L’humilité facilite l’intégration
Si l’entreprise fait appel à vous, c’est assurément que vous disposez de la compétence recherchée, même si l’histoire ne manque pas d’erreurs de casting. Avec ou sans période d’essai au contrat, il faudra toujours faire vos preuves, et vos propres succès dans une précédente entreprise ne suffiront probablement pas. Pour autant, vous n’êtes pas la seule personne compétente au sein de l’entreprise. Comme le travail d’observation, l’humilité facilitera l’intégration. Mieux vaut commencer par identifier les compétences de chacun pour développer son équipe, plutôt que tout casser pour tenter de s’imposer en chef par une forme d’autorité antédiluvienne. Il est préférable de construire ou reconstruire une équipe à partir de ses forces, au lieu de ne voir que ses supposées faiblesses.

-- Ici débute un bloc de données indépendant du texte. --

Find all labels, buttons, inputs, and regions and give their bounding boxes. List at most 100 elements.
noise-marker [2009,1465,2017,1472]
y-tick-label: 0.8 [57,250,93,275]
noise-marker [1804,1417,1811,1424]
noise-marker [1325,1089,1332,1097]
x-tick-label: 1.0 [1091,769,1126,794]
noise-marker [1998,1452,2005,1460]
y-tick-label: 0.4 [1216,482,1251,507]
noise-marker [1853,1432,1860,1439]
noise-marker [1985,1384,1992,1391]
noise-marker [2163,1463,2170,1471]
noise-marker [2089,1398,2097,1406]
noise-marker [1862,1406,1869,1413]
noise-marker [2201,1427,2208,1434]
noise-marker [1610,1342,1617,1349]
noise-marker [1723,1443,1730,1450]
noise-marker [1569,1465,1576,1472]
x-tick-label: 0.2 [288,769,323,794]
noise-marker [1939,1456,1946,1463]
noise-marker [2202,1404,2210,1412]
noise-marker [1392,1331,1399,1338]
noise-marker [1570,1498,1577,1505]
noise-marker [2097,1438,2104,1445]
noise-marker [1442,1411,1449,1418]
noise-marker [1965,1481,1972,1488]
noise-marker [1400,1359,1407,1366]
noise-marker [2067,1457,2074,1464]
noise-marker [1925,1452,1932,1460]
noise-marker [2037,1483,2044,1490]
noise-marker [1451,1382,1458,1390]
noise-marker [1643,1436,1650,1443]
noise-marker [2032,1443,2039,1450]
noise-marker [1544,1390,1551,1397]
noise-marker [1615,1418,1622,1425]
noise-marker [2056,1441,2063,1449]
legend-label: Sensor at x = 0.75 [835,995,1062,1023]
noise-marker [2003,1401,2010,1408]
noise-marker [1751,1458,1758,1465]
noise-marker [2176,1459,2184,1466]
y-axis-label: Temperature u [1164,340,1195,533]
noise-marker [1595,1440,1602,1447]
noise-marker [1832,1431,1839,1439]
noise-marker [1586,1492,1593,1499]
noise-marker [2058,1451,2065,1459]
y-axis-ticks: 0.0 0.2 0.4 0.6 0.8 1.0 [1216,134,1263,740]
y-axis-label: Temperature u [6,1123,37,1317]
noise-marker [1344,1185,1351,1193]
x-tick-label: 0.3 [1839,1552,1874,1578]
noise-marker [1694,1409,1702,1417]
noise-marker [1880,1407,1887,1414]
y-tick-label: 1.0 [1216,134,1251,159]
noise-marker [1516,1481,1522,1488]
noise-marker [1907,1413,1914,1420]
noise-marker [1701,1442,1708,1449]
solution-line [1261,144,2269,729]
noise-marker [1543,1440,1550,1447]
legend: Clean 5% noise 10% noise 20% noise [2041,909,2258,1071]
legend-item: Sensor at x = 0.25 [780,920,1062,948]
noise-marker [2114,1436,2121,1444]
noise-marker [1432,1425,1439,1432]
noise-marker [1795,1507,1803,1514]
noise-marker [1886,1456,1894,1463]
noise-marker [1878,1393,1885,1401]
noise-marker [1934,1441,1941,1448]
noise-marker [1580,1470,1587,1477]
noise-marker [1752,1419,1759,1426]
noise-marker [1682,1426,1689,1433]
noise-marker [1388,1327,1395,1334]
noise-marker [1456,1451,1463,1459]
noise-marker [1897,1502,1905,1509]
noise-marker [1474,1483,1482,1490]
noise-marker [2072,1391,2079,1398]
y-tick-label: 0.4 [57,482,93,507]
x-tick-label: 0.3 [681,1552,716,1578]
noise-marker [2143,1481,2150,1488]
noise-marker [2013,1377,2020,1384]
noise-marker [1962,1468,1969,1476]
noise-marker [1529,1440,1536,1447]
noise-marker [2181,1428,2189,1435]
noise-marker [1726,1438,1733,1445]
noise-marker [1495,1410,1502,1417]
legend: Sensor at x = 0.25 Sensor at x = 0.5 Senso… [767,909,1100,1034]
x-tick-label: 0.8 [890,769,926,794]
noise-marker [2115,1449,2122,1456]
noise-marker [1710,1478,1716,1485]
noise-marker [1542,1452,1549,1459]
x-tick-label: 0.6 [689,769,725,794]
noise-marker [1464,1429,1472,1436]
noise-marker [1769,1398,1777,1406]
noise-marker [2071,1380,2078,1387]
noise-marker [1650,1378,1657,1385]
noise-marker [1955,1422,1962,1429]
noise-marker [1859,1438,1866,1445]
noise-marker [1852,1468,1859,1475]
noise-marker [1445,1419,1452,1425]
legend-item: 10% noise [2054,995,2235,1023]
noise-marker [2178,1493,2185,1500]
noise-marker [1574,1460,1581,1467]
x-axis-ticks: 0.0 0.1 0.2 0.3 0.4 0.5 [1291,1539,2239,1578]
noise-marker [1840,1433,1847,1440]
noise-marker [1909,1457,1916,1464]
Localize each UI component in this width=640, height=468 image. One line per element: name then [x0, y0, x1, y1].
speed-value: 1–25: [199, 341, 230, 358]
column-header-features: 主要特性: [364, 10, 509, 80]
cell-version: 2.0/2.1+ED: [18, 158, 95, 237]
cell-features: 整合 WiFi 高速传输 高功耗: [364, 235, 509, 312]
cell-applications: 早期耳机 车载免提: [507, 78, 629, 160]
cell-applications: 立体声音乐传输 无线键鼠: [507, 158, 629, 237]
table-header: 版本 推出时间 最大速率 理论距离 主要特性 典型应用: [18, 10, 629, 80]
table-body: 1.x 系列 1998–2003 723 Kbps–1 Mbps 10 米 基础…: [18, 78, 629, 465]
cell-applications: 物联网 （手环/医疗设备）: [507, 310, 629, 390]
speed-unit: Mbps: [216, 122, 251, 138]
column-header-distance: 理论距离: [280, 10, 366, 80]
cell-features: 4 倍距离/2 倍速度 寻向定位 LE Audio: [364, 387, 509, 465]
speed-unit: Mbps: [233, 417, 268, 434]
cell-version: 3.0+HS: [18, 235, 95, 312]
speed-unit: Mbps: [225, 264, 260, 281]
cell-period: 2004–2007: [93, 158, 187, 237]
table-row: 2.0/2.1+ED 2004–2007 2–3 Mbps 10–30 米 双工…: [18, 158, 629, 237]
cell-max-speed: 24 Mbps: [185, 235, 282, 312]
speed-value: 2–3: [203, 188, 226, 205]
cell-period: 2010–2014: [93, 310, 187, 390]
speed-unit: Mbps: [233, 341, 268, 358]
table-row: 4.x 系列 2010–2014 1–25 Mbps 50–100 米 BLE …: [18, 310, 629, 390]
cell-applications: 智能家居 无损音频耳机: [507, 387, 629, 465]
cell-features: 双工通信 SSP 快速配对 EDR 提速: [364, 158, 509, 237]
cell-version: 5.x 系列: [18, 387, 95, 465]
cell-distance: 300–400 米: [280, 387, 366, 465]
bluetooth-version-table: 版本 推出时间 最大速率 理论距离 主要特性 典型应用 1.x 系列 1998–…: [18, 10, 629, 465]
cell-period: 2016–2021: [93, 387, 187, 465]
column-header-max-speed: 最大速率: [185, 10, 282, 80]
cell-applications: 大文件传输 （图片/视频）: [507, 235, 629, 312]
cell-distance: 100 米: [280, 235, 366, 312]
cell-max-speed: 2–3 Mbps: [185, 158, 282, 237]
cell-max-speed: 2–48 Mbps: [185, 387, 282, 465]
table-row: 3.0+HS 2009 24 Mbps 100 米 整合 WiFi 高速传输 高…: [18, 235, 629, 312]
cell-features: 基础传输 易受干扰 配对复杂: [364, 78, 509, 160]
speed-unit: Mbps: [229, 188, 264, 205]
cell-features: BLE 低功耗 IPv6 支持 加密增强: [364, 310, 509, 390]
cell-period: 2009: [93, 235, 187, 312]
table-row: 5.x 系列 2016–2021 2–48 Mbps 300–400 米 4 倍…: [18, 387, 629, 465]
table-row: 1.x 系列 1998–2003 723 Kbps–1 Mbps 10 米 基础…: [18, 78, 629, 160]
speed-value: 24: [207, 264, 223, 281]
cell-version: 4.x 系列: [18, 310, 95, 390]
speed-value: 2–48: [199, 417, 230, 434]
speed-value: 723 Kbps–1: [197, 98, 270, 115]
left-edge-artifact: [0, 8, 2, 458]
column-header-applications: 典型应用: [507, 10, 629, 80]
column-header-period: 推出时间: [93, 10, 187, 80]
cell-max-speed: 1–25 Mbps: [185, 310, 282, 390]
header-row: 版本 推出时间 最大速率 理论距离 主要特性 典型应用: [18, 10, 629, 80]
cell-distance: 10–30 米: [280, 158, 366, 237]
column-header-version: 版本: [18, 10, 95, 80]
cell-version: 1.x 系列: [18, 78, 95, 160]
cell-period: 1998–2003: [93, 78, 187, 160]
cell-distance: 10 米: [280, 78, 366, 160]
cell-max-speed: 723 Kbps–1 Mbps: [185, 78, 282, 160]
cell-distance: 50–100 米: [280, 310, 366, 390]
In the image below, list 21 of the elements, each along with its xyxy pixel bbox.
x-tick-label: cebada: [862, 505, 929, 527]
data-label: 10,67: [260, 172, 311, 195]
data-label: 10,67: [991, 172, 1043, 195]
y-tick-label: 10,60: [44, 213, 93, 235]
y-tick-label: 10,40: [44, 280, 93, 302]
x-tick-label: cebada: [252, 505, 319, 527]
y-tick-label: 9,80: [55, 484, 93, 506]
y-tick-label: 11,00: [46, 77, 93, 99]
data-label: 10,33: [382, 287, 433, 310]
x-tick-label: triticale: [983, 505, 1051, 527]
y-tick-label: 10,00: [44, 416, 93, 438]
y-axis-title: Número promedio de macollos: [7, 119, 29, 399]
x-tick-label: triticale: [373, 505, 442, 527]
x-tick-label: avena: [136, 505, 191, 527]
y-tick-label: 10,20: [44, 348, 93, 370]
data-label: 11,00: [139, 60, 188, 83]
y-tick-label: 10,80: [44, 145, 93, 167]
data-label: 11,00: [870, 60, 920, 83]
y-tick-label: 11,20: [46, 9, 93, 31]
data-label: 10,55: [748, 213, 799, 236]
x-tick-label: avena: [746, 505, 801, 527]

Ni toxique ni dangereuse, l’humilité vous permettra d’apprendre beaucoup des autres, avant d’apporter ensuite votre propre savoir. L’humilité donne généralement un temps de réflexion utile, souvent lié à l’observation, permettant de réussir son intégration et d’asseoir une légitimité forte, fondée sur la personnalité et les compétences, et pas seulement sur le pouvoir de la nomination et de la fonction, insuffisant pour être respecté. L’humilité, et la force d’un dirigeant, c’est aussi savoir s’entourer de personnes plus compétentes que soi dans leurs domaines, notamment plus compétentes techniquement.
Insuffler une nouvelle énergie
Quand il y a un ou une nouvelle arrivante, il peut y avoir des craintes mais aussi des attentes. La principale crainte est généralement celle du changement, déstabilisant et potentiellement menaçant pour sa situation personnelle au sein de l’équipe ou dans l’entreprise. La première attente est souvent celle de l’énergie nouvelle qui doit être insufflée. Cette énergie, porteuse d’ambitions, de renouveau, doit animer les équipes, les engager sur une nouvelle dynamique, de nouveaux projets, qui donneront ou redonneront rapidement du sens à leur mission et les conforteront dans leur rôle au sein de l’organisation. Pour être durable, cette nouvelle énergie ne peut pas s’inscrire uniquement dans le cadre d’effets d’annonce. Elle doit envelopper à la fois les ambitions de développement de l’entreprise et la considération portée à ses collaborateurs et collaboratrices. Elle doit porter les équipes pour leur permettre de se dépasser, notamment grâce à une stratégie partagée, des échanges réguliers avec le management, une communication maîtrisée…
Être attentif à tout et à tous, sans nécessairement chercher à se mettre en avant, en sachant transmettre son enthousiasme, tel est le défi à relever pour vous intégrer avec succès dans une nouvelle entité à diriger. Diriger, c’est avoir la responsabilité d’embarquer et guider des équipes, de les animer et surtout de décider, pas de savoir faire ou savoir tout faire.
En s’appuyant sur trois forces, l’observation, l’humilité et l’énergie, et en veillant à ne pas se laisser submerger par son égo, on a toutes les chances de parvenir à poser les fondations solides d’équipes motivées, engagées, performantes, qui se sentiront menées par un dirigeant ou une dirigeante respectable et respectée.